Simon Scroope
- Country (sports): Ireland
- Born: 10 January 1876 Gort, County Galway, Ireland
- Died: 20 December 1958 (aged 82) Sandymount, Dublin, Ireland

Doubles
- Career record: 1–2 (Davis Cup)
- Davis Cup: QF (1923 Europe Zone)

= Simon Scroope =

Irish tennis player (1876–1958)

Simon Frederick Scroope (10 January 1876 – 20 December 1958) was an Irish tennis player.

Born in Gort, County Galway, Scroope was one of 11 children of Henry Scroope, a bank manager from Yorkshire, and Catherine Hackett, the daughter of judge William Hackett. He grew up in Ballina and attended Stonyhurst College.

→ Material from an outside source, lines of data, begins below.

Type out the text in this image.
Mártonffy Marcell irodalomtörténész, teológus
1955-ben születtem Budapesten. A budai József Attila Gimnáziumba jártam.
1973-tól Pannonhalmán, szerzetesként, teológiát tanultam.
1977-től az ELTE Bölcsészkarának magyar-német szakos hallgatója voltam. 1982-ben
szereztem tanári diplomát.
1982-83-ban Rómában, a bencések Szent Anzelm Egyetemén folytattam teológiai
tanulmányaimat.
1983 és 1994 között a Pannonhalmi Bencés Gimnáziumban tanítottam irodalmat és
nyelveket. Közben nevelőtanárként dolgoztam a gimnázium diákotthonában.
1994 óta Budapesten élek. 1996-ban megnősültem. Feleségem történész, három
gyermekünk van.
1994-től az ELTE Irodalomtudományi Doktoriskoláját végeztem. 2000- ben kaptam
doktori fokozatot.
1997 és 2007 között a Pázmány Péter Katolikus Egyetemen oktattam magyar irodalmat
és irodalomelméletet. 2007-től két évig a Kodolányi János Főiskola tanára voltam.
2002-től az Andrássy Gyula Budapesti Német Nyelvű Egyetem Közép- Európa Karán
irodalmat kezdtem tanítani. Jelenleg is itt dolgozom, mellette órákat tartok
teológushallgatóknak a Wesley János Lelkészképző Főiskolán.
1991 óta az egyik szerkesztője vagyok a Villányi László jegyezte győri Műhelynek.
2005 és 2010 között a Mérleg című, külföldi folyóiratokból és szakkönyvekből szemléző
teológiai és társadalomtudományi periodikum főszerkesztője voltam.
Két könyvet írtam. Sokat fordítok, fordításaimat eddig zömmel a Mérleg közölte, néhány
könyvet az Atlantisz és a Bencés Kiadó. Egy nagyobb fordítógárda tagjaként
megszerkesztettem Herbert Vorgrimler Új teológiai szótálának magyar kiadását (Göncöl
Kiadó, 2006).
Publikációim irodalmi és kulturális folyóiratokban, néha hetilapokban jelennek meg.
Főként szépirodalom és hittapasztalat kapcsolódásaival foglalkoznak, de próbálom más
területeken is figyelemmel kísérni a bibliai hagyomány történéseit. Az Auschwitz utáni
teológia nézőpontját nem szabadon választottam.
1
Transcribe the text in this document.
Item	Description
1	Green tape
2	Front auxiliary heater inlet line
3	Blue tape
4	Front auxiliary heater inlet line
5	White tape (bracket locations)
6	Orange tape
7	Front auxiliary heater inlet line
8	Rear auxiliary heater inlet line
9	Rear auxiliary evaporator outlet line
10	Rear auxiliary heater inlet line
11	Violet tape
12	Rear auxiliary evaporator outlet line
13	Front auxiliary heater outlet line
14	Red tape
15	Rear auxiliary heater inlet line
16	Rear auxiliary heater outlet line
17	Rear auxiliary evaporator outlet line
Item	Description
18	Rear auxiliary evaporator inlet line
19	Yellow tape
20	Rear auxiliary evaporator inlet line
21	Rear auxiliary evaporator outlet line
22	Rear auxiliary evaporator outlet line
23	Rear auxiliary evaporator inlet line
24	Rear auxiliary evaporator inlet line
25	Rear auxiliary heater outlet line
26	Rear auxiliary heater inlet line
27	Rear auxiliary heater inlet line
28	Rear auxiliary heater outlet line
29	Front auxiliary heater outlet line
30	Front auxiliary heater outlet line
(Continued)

Scroope was described by the Evening Herald as a player whose game was marked by his "finesse and placing power". He twice won the County Dublin singles title and was a singles runner–up at the Irish Championships. Representing Ireland in the Davis Cup, Scroope participated in their 1923 win over India, then in 1925 partnered with his brother Charles in a doubles tie against Austria in Vienna, for which he was team captain. The tie against Austria was played in front of a hostile home crowd and Scroope was said to have come close to abandoning the fixture over what he perceived as one–sided officiating. He later served as a Davis Cup referee.

A banker by profession, Scroope spent his entire working life with the National Bank of Ireland, serving as manager of branches in Dun Laoghaire and Rathmines, before retiring in 1940 as co–manager of the branch in College Green, Dublin.